The new Phantom Thief that will be introduced quite soon is a well-written character. Unfortunately, in combat she is less fun to take control herself. Sofia, as she's called, is sort of a 'Hey Google', but with more personality. She lives in your phone and often gives you good deals on useful items. Alice is only the beginning, however, as each Jail has its own leader. This time the prisons are spread all over Japan. You can travel with your camper to places like Okinawa and Sendai. Each location is unique and has the same Persona vibe as downtown Tokyo, but with more variety, making you feel like you're on a journey with the Phantom Thieves.
Drawn in comparison
Despite the storyline being translated great, the game lacks a number of things that make Persona, Persona. There are no bonding events, which you might not expect. The whole confidance system has been simplified to passive and active bonuses for your team. You level up your team members and that's how you get Bond points. You can use this to make your team stronger and smarter. We didn't necessarily expect Strikers to fully extend this from the main game, but we do believe that it could have made something of the fairly repetitive gameplay more fun. For example, a number of shops and confidants from the main title are missing, these are pushed away as if they are on 'vacation'. Is this bad? No, not really, but a small loss. This is where the Musou genre secretly comes into play.
The mixing of Persona to get stronger creatures is fortunately present, being simplified, but present. Strikers is therefore not intended to take the deep systems out of Persona's turn-based, it should just bring an amusing experience. Fortunately, it works more than fine!
Strikers is also fine in terms of style. The user interfaces are very well made and can be compared to Persona 5 itself. What struck us was that the facial animations contain more detail when people speak. It seems as if the drawings have been renewed compared to before. The voices took a little getting used to in the beginning, Yusuke sounded a bit heavier in our opinion. This in itself is also something cool, given that the story takes a few months before Strikers starts.
Graphics and Performance
Apart from style and class, Strikers is also a great title that plays away. The game runs on my Playstation 5 at 60 frames per second, where I haven't noticed a single frame drop yet.

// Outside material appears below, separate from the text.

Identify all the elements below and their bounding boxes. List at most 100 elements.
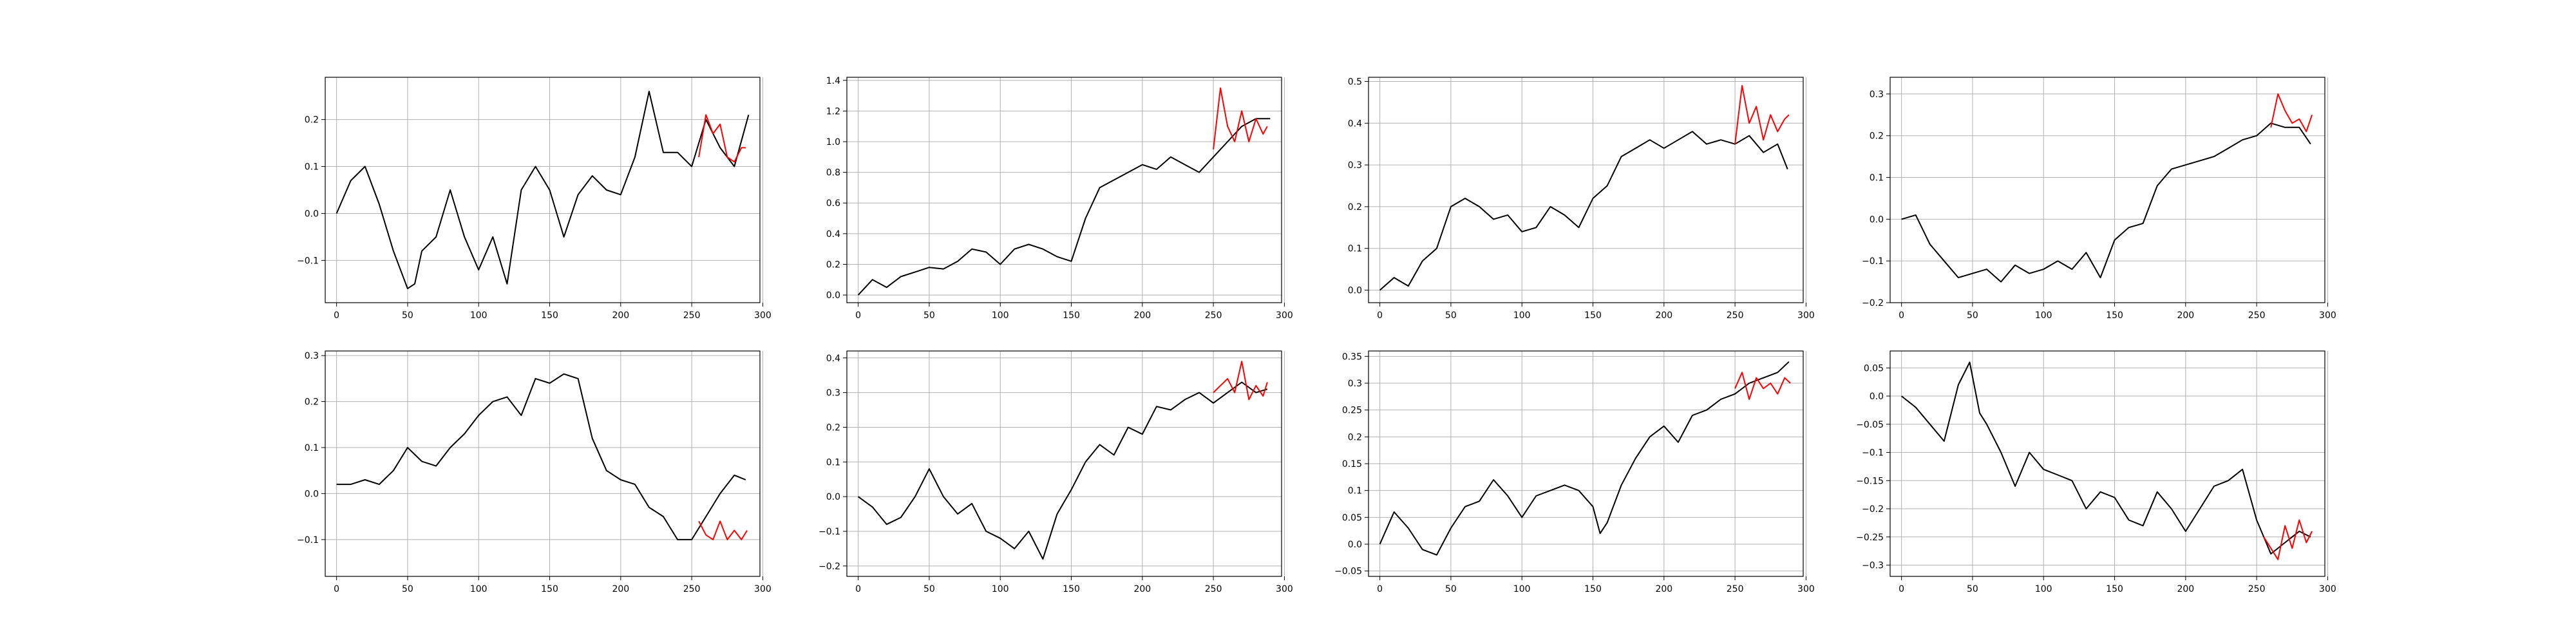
y-tick-label: −0.1	[297, 535, 319, 545]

This feels a lot smoother than Persona 5 and Royal, which are locked at 30fps.
Graphically, the game is fine, but especially because of the aesthetic entertainment called Persona. Are you looking a little further? Then the game has a lot of inconsistent moments, where the anti-aliasing can vary quite a bit from clean lines to jagged edges where you last expect it. It makes the game look less sharp at times, which is a shame. However, this is not a game breaker, because otherwise Strikers looks great and plays nice and smooth.
Persona 5 Strikers is less Musou than you might think, but can set a new standard for the genre. This with adding better story elements, more verticality in levels and more challenging and tactical combat. This is where Strikers really excels in its genre. Are you comparing it to Persona 5? Then it's still a cool spin-off. Perfect? No definitely not! Worth your full money? hell yes!